Other info: Salmon v0.11.0 - downloaded binary from Github I used Gencode 28 for the transcriptome read files: https://www.ncbi.nlm.nih.gov/sra/SRX2676721[accn]

OS: CentOS version: 2.6.32-696.23.1.el6.centos.plus.x86_64 LSB Version: :base-4.0-amd64:base-4.0-noarch:core-4.0-amd64:core-4.0-noarch:graphics-4.0-amd64:graphics-4.0-noarch:printing-4.0-amd64:printing-4.0-noarch Distributor ID: CentOS Description: CentOS release 6.9 (Final) Release: 6.9 Codename: Final

k3yavi commented 6 years ago

Hi @pophipi , Thanks for reporting the issue. It looks like a bug has creeped in while merging the drop-seq pipeline to alevin here. If it's an urgent requirement you can swap the above two lines by:

      umi = read.substr(pt.barcodeLength, pt.umiLength);
      return true;

If it's too much trouble to compile from source, we will release a version w/ the hot-fix by today/tomorrow and would update you soon. Thanks again !

P.S: I was curious how did the chromium pipeline went through, since the length requirement of 10x based pipeline is longer and it should break much earlier. The experiment you forwarded above seems to have 25 length bases for CB+UMI sequences. I wonder has any of the Drop-seq guideline changed? I was in the impression it was 12 base CB and 8 base UMI if not, then --dropseq flag would not be ideal thing to use since it will just use 20 bases out of 25 present in the fastq files.

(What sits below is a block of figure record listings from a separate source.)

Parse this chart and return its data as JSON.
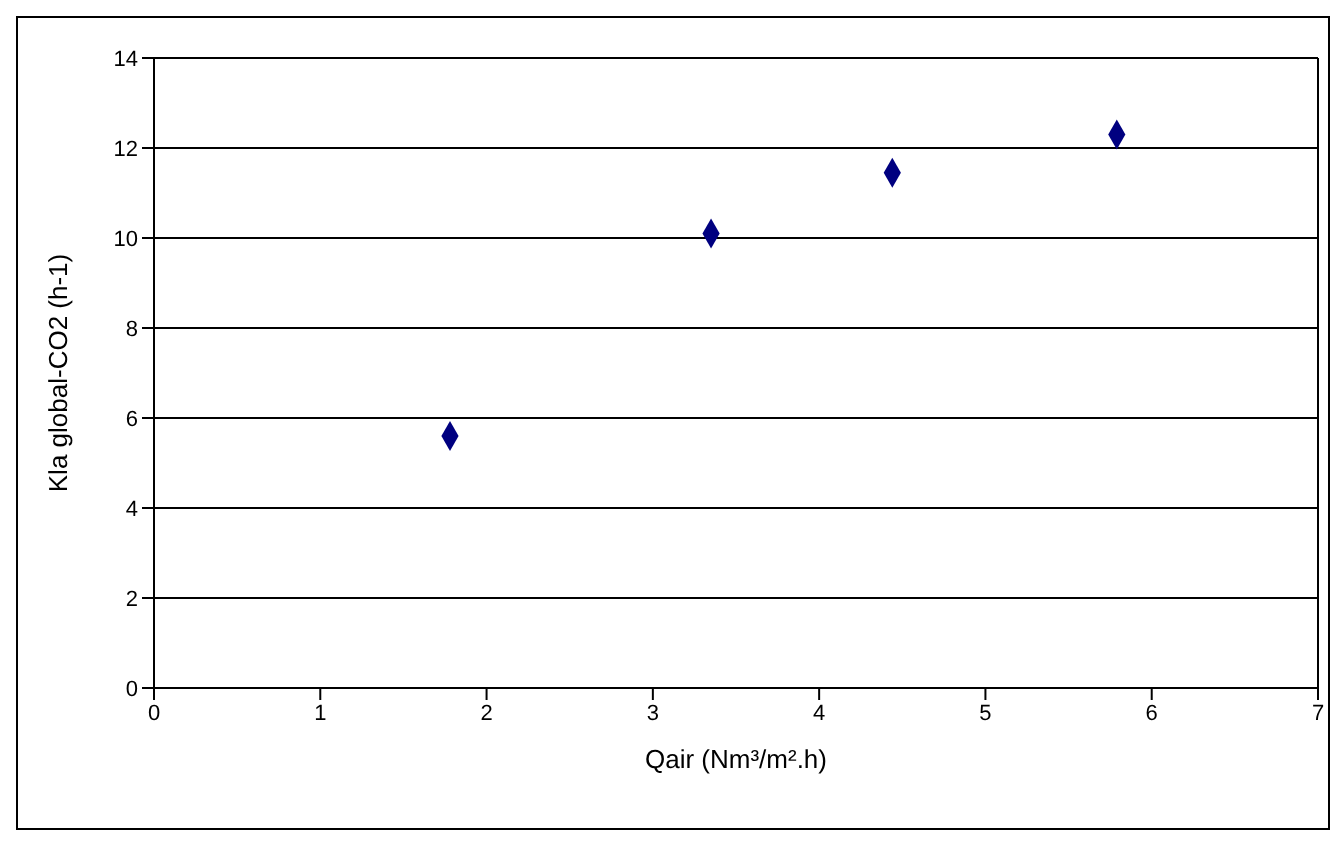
{
  "chart_data": {
    "type": "scatter",
    "xlabel": "Qair (Nm³/m².h)",
    "ylabel": "Kla global-CO2 (h-1)",
    "x": [
      1.78,
      3.35,
      4.44,
      5.79
    ],
    "series": [
      {
        "color": "#000080",
        "values": [
          5.6,
          10.1,
          11.45,
          12.3
        ]
      }
    ],
    "xlim": [
      0,
      7
    ],
    "xticks": [
      0,
      1,
      2,
      3,
      4,
      5,
      6,
      7
    ],
    "ylim": [
      0,
      14
    ],
    "yticks": [
      0,
      2,
      4,
      6,
      8,
      10,
      12,
      14
    ],
    "grid": "y",
    "marker": "diamond",
    "legend": false
  }
}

kh49 commented 6 years ago

hi @k3yavi,

Thanks for your help! I'm glad it's a quick fix. As for the dataset, I am not sure why the read length is 25bp. The paper I pulled it from stated that they used the standard DropSeq protocol and did not seem to mention and changes in CB and UMI length. In the case that they did change those lengths, what options can I use to set the pipeline?

k3yavi commented 6 years ago

We might have to go through the paper and the dropseq guidelines to check what really changed. You might wanna check https://github.com/COMBINE-lab/salmon/issues/247, we actually have a hidden option to do customized umi/CB length options, however this goes into a little more unexplored territory and requires a bit more testing. We'd appreciate your feedback if you happen to run this mode.

k3yavi commented 6 years ago

hey @pophipi , we have released v0.11.1 with the fix. Thanks for reporting this issue.

Also, I tried running the dropseq mode for Alevin w/ the data you forwarded but it looks like the mapping rate is too low. I am not sure how to interpret the data, but just for sanity Alevin mapping rate is ~70% in the original Macosko et. al. paper. We will keep looking for the updates in DropSeq pipeline feel free to reopen this issue or create a new one regarding the low mapping rate if you find out the right location of UMI and CB in the dataset or trouble using #247 .

kh49 commented 6 years ago

@k3yavi To follow up on this dataset: The reads were generated using a modified protocol with a 9bp barcode followed by an 8bp UMI. I used the custom length mode to align this data and alignment rate went up to about 45%.

I tried the alignment using DropSeq Tools and STAR and got similar alignment rates, so I think the custom length alignment is working properly. I may try using some other reference databases instead of GRCh38.p12 to see if alignment improves. Otherwise it may just be an issue regarding the dataset itself.

k3yavi commented 6 years ago

Glad to hear that, let us know if you need any other help or have suggestions / feedbacks to improve Alevin.